'Magic Mike's Last Dance' review: Steamy trilogy ends with a whimper
Courtesy of Warner Bros.
When 2012’s “Magic Mike” was released into the world, it felt like a cultural touchstone. Here we had a film manufactured for a neglected female demographic who up to that point, only had cheesy romantic comedies and damsel in distress action flicks to contend with. “Magic Mike” finally gave women the horny, sexed-up comedy they deserved (whereas in 2012, it seemed a movie came out every month demoralizing women). Centered around Channing Tatum and his attractive pals gyrating in a room of middle-aged ladies looking for a memorable night out, Steven Soderbergh’s “Magic Mike” had a surprising amount of heart, was grounded, and said a thing or two about how exploitative gig work can be in a tough economy. Its sequel, “Magic Mike XXL,” upped the ante, kept what made the first outing special, and introduced a slew of incredible, tightly constructed dance sequences few dare to rival.
Now comes “Magic Mike’s Last Dance,” the third and supposed final entry in this franchise, and it couldn’t feel more different, in terms of pure vibes and energy. It has some commendable dance sequences, choreographed by Luke Broadlick, but none come anywhere close to what the previous installments accomplished. Writer Reid Carolin tries to enliven the franchise by incorporating an awkward framing device where newcomer Jemelia George, a character who will become important, narrates the movie as if it were a “Pride & Prejudice” rip-off. We’re quickly told that Micheal Lane (Tatum, still likable and suave as ever) had to give up his business because of the pandemic and now bartends at fancy charity events.
At one of these gigs, he meets the wealthy Maxandra Mendoza (Salma Hayek Pinault) who pays a hefty sum for a lap dance, which quickly turns into more than just a dance.
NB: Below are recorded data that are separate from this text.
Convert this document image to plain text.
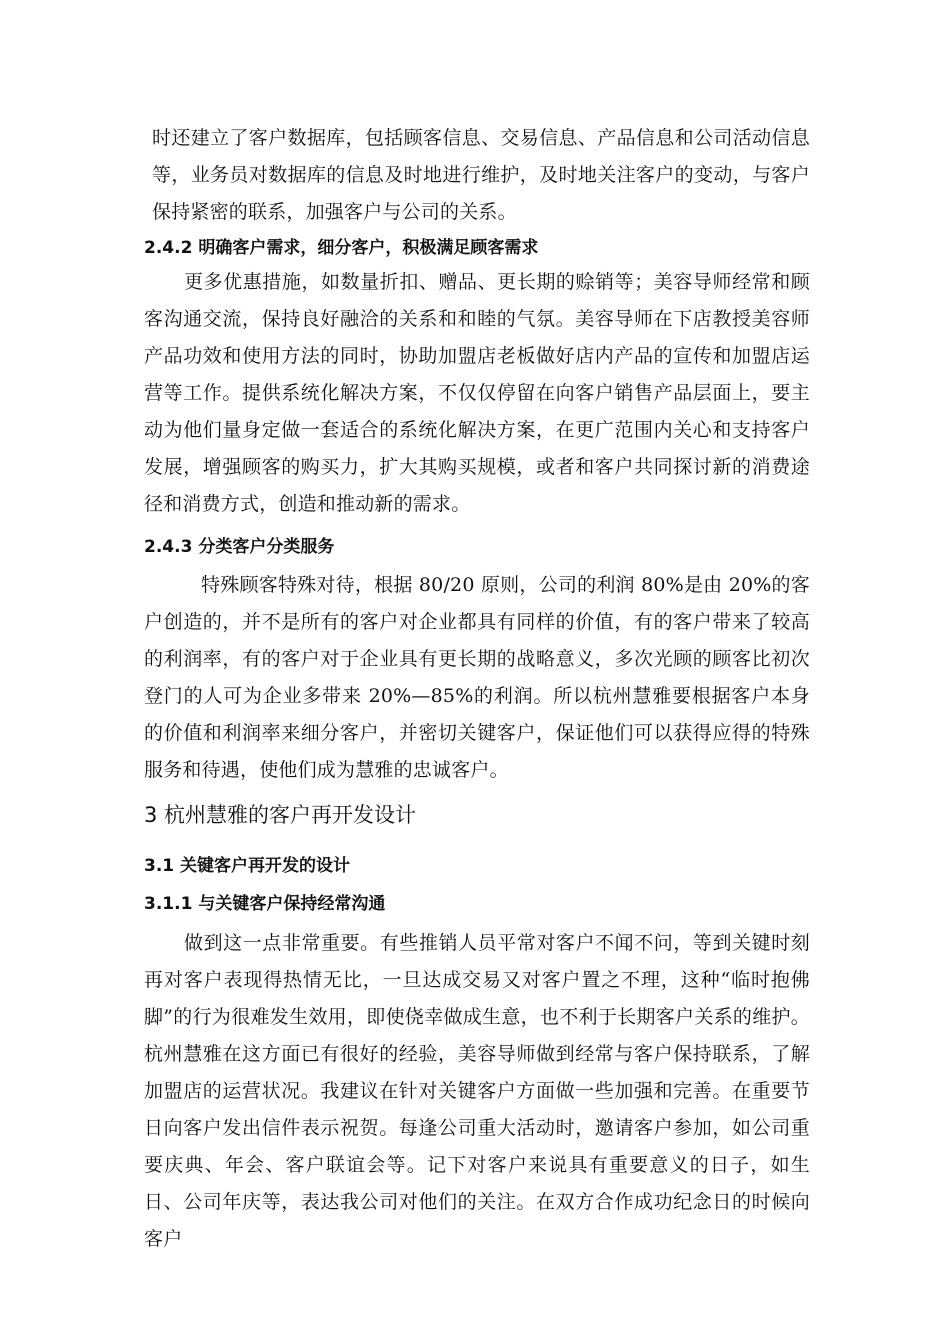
时还建立了客户数据库，包括顾客信息、交易信息、产品信息和公司活动信息等，业务员对数据库的信息及时地进行维护，及时地关注客户的变动，与客户保持紧密的联系，加强客户与公司的关系。

2.4.2 明确客户需求，细分客户，积极满足顾客需求

更多优惠措施，如数量折扣、赠品、更长期的赊销等；美容导师经常和顾客沟通交流，保持良好融洽的关系和和睦的气氛。美容导师在下店教授美容师产品功效和使用方法的同时，协助加盟店老板做好店内产品的宣传和加盟店运营等工作。提供系统化解决方案，不仅仅停留在向客户销售产品层面上，要主动为他们量身定做一套适合的系统化解决方案，在更广范围内关心和支持客户发展，增强顾客的购买力，扩大其购买规模，或者和客户共同探讨新的消费途径和消费方式，创造和推动新的需求。

2.4.3 分类客户分类服务

特殊顾客特殊对待，根据 80/20 原则，公司的利润 80%是由 20%的客户创造的，并不是所有的客户对企业都具有同样的价值，有的客户带来了较高的利润率，有的客户对于企业具有更长期的战略意义，多次光顾的顾客比初次登门的人可为企业多带来 20%—85%的利润。所以杭州慧雅要根据客户本身的价值和利润率来细分客户，并密切关键客户，保证他们可以获得应得的特殊服务和待遇，使他们成为慧雅的忠诚客户。

3 杭州慧雅的客户再开发设计
3.1 关键客户再开发的设计
3.1.1 与关键客户保持经常沟通

做到这一点非常重要。有些推销人员平常对客户不闻不问，等到关键时刻再对客户表现得热情无比，一旦达成交易又对客户置之不理，这种“临时抱佛脚”的行为很难发生效用，即使侥幸做成生意，也不利于长期客户关系的维护。杭州慧雅在这方面已有很好的经验，美容导师做到经常与客户保持联系，了解加盟店的运营状况。我建议在针对关键客户方面做一些加强和完善。在重要节日向客户发出信件表示祝贺。每逢公司重大活动时，邀请客户参加，如公司重要庆典、年会、客户联谊会等。记下对客户来说具有重要意义的日子，如生日、公司年庆等，表达我公司对他们的关注。在双方合作成功纪念日的时候向客户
Enamored by his, uh, moves, she asks him to come to London for a one-month stint to help rehabilitate and rebrand a vintage theater known for its classical plays. Instead, the venue will now be home for a menagerie of hunky male strippers (who are never introduced or allowed to speak) as Mike utilizes his talents in a new medium. Unfortunately, it’s a plot development that puts the main character into a scenario outside of his element and never gathers the friction or momentum needed to carry it over the finish line.
Likewise for a half-baked romance that brews between himself and Maxine, which throws its own share of complicated tightropes into the mix. Ironically, the only instance where “Last Dance” comes alive is when Tatum suits up alongside dancer Kylie Shea in a “Flash Dance” inspired episode. In that moment, we’re reminded what lures people to this franchise other than scantily dressed men with huge biceps and shredded abs, but the beauty of dancing. It’s an artform worthy of celebration and the entire “Magic Mike” series deserves credit for breaking serious theatrical barriers, but one had hoped the send-off would’ve been better.
MAGIC MIKE’S LAST DANCE is now playing in theaters.